My team has a great deal of intelligence experience. We didn't focus on accessing computers, but on accessing information. That's really what espionage is about. By focusing on critical information, such as the CEO's account, we got results fast. Computer access was key, but it was only important in that it gave us access to the information. We didn't bother to break into computers for the sake of breaking into computers.

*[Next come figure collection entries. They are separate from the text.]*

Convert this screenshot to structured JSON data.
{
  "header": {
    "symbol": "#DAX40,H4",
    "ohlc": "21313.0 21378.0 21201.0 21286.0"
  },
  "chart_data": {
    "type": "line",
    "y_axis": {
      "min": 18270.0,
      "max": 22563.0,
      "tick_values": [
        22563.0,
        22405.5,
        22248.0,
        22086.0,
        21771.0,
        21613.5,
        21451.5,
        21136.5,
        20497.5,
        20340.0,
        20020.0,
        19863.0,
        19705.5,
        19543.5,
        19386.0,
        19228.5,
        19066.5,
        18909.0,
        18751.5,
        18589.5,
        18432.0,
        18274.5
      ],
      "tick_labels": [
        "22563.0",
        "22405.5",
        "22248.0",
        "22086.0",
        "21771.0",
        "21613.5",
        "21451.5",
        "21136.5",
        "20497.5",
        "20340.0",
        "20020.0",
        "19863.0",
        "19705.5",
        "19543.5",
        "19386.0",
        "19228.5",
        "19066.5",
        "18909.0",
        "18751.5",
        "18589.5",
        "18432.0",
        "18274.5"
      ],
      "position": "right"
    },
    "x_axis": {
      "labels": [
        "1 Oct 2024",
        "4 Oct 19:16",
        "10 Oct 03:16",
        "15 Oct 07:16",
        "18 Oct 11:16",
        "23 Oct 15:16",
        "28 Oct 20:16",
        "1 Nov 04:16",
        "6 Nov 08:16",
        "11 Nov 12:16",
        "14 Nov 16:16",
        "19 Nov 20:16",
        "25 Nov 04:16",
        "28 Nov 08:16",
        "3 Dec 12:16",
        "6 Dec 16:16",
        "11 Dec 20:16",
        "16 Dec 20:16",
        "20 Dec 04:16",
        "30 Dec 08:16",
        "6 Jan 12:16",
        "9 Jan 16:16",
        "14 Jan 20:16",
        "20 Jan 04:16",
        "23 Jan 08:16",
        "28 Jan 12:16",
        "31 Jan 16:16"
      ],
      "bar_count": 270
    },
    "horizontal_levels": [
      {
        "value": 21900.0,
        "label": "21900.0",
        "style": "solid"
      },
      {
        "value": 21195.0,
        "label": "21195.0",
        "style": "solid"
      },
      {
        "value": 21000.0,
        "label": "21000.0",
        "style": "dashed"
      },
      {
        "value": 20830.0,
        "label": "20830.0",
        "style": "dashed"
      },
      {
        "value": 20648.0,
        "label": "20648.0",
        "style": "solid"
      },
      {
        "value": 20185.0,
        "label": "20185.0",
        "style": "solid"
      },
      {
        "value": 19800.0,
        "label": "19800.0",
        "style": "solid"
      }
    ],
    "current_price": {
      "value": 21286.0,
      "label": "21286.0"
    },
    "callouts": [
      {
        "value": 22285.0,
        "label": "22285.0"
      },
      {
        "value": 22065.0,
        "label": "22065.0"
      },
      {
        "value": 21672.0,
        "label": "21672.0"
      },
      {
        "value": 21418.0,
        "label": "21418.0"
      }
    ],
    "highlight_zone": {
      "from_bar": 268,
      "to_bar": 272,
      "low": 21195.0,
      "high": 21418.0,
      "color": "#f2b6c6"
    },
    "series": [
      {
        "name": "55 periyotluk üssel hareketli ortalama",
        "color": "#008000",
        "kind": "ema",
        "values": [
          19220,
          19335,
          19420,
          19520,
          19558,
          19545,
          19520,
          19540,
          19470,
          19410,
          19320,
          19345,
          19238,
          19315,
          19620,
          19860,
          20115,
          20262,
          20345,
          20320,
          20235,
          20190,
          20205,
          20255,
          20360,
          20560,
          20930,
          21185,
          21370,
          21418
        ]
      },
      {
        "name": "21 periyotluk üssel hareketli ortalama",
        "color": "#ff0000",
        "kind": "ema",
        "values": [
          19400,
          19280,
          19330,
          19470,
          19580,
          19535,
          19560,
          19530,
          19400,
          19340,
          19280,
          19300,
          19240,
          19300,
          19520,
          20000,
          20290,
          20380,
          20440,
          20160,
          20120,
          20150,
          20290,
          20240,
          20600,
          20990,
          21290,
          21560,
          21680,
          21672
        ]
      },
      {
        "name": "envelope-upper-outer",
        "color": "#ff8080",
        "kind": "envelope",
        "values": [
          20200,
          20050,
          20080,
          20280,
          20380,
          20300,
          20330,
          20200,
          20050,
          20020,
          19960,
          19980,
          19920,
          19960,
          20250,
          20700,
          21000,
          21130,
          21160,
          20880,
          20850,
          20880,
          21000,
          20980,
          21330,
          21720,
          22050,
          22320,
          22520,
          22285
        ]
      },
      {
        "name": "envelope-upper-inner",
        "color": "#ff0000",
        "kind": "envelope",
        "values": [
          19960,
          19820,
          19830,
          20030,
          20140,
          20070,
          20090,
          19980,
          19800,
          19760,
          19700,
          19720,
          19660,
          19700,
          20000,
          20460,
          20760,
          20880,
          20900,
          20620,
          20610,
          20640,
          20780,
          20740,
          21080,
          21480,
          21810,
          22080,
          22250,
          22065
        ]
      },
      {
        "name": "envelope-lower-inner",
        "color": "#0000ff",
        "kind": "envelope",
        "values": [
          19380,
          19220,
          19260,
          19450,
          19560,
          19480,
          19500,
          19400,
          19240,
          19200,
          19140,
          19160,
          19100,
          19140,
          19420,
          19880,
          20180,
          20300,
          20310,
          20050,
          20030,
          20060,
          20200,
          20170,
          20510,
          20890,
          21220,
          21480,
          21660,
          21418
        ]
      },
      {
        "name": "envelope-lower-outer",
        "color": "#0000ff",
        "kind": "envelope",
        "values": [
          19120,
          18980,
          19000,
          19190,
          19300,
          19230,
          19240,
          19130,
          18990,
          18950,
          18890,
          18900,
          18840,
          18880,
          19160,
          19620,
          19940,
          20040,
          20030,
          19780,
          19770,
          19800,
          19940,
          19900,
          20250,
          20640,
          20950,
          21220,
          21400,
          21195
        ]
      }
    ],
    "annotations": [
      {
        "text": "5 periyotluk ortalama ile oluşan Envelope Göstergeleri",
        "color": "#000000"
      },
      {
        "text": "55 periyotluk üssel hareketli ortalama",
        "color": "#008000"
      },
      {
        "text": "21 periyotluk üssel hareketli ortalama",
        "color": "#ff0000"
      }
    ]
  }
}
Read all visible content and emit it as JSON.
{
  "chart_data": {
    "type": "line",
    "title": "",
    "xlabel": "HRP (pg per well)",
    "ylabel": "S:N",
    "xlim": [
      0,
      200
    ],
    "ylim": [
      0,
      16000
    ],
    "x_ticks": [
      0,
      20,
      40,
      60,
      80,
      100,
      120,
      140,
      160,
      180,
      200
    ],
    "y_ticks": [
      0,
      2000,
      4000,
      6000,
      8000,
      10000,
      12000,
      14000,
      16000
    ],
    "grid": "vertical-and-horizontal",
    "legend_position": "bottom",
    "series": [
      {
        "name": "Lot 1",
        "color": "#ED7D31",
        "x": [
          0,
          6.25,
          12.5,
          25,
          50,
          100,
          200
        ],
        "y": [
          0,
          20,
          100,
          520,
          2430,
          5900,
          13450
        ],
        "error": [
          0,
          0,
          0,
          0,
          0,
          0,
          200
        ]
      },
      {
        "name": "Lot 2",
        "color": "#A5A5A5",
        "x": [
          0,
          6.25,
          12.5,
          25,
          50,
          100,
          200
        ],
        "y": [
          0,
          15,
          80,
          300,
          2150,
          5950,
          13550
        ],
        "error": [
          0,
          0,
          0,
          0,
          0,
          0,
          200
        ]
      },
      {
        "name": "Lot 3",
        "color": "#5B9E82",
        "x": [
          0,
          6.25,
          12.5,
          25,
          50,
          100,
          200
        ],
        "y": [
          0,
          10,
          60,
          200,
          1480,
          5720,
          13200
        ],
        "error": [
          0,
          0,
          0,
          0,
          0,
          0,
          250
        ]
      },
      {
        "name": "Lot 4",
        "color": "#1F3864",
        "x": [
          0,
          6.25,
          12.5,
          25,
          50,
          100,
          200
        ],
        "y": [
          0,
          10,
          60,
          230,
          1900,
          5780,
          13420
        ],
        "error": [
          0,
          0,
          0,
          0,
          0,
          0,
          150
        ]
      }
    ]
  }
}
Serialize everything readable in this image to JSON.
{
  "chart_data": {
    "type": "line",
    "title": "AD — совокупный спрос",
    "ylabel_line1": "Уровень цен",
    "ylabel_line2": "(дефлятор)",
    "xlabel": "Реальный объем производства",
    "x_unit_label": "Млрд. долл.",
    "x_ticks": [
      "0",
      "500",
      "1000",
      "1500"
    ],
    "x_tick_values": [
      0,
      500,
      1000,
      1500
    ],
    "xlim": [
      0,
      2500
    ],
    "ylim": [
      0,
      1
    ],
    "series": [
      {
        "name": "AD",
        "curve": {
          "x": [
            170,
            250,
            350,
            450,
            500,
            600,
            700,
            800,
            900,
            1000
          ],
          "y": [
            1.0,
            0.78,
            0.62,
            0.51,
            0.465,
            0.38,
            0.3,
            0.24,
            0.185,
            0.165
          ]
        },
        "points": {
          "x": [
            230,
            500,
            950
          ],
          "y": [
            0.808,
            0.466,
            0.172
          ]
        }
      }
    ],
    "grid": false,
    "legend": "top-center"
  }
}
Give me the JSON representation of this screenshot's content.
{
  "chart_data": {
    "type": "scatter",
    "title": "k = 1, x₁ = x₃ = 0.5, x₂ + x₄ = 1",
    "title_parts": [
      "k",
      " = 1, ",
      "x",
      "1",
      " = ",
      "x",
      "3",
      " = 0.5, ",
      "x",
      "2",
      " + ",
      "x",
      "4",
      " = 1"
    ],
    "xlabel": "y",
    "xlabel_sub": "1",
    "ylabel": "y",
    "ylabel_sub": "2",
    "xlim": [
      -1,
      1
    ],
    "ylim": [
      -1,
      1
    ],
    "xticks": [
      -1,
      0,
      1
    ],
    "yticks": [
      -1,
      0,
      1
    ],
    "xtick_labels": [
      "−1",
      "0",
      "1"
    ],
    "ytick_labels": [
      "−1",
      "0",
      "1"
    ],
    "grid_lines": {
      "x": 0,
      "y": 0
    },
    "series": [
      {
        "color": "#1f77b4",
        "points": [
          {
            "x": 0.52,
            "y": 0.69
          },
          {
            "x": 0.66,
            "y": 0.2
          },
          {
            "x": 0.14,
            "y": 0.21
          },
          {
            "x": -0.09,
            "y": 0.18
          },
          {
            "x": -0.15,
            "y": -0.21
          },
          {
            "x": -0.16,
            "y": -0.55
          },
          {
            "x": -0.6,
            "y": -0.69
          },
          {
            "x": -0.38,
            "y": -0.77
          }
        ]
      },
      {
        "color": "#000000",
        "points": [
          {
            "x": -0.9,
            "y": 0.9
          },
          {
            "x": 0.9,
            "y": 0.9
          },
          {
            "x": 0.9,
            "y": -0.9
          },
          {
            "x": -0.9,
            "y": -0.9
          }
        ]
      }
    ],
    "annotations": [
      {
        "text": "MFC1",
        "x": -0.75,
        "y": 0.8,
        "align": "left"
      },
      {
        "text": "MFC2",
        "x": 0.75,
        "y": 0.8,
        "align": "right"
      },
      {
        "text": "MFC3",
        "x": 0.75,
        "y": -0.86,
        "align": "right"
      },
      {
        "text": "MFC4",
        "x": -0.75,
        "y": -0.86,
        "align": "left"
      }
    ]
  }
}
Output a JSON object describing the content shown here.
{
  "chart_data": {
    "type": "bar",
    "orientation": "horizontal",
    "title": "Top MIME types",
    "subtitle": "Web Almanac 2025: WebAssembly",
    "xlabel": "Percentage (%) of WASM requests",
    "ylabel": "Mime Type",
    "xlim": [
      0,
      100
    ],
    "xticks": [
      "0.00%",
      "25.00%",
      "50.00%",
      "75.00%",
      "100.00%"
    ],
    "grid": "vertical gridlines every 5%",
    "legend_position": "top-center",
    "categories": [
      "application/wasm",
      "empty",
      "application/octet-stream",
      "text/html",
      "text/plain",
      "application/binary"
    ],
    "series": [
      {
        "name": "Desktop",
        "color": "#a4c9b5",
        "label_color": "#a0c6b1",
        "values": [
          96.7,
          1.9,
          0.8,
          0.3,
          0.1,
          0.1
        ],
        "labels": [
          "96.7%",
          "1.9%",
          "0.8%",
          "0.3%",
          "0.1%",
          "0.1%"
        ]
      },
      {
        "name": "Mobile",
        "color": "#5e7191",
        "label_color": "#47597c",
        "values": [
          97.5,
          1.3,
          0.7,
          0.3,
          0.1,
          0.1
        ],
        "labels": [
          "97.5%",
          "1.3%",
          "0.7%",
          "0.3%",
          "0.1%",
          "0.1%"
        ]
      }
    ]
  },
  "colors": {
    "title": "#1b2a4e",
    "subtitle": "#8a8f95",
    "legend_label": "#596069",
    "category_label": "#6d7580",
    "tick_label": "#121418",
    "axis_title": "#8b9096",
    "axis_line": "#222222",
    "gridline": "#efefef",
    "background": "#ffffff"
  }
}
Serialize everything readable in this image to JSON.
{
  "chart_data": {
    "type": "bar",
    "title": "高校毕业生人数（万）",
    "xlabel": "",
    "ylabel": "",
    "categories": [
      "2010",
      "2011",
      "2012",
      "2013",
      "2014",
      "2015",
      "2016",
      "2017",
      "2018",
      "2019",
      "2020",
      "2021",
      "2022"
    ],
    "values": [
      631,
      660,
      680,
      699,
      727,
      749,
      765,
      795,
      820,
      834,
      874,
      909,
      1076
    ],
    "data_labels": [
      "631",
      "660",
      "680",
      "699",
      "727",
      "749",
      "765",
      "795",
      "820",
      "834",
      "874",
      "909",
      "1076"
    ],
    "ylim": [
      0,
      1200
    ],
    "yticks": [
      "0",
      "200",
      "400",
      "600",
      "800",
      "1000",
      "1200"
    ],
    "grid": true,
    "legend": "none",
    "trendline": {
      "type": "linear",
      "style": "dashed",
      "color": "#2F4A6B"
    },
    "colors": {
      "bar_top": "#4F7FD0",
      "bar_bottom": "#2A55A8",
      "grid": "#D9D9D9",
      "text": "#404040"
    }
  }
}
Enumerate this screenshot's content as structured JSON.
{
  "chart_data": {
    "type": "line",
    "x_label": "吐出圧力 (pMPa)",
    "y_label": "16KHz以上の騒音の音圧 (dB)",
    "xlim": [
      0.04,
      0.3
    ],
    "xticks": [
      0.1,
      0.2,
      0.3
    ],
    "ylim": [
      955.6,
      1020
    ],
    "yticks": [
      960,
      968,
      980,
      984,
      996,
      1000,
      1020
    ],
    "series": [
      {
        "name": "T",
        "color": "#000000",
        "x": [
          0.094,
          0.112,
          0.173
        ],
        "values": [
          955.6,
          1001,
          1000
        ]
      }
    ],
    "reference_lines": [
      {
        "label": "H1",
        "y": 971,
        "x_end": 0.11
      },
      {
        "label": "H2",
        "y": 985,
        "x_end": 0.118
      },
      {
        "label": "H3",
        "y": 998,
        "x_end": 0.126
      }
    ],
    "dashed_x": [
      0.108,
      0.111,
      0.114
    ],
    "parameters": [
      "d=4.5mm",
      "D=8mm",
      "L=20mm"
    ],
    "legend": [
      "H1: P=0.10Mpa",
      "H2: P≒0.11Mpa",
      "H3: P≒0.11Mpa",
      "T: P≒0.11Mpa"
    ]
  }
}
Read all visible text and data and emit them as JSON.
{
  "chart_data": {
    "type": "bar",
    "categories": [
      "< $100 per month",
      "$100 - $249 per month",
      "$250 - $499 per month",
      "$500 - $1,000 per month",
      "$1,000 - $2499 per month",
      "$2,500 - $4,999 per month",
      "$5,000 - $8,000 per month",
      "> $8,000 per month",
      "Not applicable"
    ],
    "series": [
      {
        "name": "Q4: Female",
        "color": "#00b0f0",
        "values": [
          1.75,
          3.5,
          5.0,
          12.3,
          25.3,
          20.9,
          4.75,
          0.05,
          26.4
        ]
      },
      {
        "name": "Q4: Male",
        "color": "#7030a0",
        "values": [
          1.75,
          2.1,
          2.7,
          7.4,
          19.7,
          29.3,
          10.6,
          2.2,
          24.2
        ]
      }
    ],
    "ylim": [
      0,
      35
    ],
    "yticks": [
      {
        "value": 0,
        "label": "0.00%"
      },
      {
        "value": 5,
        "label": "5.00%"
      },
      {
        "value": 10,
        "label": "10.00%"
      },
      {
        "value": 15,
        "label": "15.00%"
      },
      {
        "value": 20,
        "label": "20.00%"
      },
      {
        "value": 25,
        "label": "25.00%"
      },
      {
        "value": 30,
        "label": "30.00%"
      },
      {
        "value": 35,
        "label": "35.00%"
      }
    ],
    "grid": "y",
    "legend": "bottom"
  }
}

Although some might say we were just lucky, my teams consistently have this level of success in this time frame. Intelligence pros go through years of training so they can rapidly identify and exploit vulnerabilities that give access to critical information. The people who will cause you the most harm are the professional and malicious criminals who want to access your information or cause you damage without being detected. Although these criminals might not get the same results as we did in two days, they have more funding and time than my team was granted.
Ira Winkler, CISSP, is president of the Internet Security Advisors Group and the author of Spies Among Us (Wiley, 2005), which contains additional case studies. Write to him at at [email protected].
Thinking of hiring a convicted criminal to do your penetration testing? Think again.
Some companies knowingly hire convicted computer criminals to uncover security holes, in the hopes of reaping benefits from their expertise. This is a big mistake. As our espionage simulation shows, we gained access to just about all the information inside the company. This included data that could be valuable in a wide variety of crimes, such as industrial espionage and insider trading, as well as data that could cost people their lives, such as the CEO's aircraft tail number and flight itinerary into hostile environments. You must assume that any security assessment will give you similar access. To knowingly provide felons with the opportunity to access this kind of information would be grossly negligent on the part of any security professional or other company executive or employee. In fact, you should insist that your vendors perform background checks or only use people with clearance to do such work. This requirement should be included in your company's requests for proposals and contracts.